Like Triple-A baseball players, A-League players want to get to "The Show," its larger paychecks, as well as a shot at international competition.

The biggest difference between baseball's minor-league setup and soccer's is that major-league baseball teams own all the players and can pretty much move players as they please. Not so in soccer.

First-division MLS's dozen teams have "affiliations" with A-League teams, meaning they may send players down for experience, rehabilitation, or for other reasons. The Mania is affiliated with D.C. United and the Columbus Crew. But A-League teams find and contract with their own players. They can sell and trade their players' contracts.

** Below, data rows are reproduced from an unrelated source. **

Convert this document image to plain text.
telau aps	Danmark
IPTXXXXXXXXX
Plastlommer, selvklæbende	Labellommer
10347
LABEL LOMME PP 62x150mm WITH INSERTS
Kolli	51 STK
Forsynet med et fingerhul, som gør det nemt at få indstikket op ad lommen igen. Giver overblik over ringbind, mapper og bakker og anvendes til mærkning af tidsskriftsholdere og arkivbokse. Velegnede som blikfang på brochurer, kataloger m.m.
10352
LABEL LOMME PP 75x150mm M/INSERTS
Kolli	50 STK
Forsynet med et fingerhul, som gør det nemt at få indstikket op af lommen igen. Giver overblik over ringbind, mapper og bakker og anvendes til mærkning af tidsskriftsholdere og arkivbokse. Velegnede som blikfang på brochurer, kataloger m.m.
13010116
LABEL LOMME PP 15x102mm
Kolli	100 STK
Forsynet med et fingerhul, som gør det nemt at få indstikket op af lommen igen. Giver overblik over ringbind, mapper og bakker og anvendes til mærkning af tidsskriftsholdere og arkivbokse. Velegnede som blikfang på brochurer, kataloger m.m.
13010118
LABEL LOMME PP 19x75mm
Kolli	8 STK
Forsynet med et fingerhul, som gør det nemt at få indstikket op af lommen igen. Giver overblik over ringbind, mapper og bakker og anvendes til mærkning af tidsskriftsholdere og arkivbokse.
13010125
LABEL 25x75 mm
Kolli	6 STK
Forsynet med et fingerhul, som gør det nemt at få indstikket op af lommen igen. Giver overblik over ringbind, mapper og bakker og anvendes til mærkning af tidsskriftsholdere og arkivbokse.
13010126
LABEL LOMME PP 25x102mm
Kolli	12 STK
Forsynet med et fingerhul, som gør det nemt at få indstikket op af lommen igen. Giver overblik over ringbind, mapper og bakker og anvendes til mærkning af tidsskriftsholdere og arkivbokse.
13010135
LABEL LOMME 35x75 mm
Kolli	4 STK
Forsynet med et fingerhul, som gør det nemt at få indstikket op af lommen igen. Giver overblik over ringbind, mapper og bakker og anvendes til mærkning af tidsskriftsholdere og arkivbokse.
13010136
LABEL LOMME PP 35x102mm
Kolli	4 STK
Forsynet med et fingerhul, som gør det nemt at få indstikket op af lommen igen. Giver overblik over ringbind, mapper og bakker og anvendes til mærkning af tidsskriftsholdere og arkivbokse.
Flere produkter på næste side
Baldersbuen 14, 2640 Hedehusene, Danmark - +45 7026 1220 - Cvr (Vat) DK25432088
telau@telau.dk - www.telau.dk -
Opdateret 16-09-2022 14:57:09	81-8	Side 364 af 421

Where do the players come from, and what do they make?

Typical of most A-League teams, about half the Mania's players have local ties, either through birth or schooling. But others are seeking playing opportunities, several come from the Caribbean, one is from England, another from France.

Mania coach Daryl Gee was the first of many Howard County standouts in the sport, signing and playing for the old New York Cosmos right out of Oakland Mills High School. Bill Stara, his assistant, is a former pro goalkeeper who has won national attention as a highly successful Howard County high school coach.

Team officials won't talk about pay. But it's safe to say no one gets rich in the A-League, owners included, although a living can be made.

Sometimes I hear about the USISL, or more recently the USL, in conjunction with the A-League. What's that about?

United Soccer Leagues, or USL, is a new, simpler name for the former United Systems of Independent Soccer Leagues. The USL owns the A-League, the third-division, semipro D3 Pro League, a developmental league for college-age players, the semipro W-League for women, and the I-League, a small indoor league.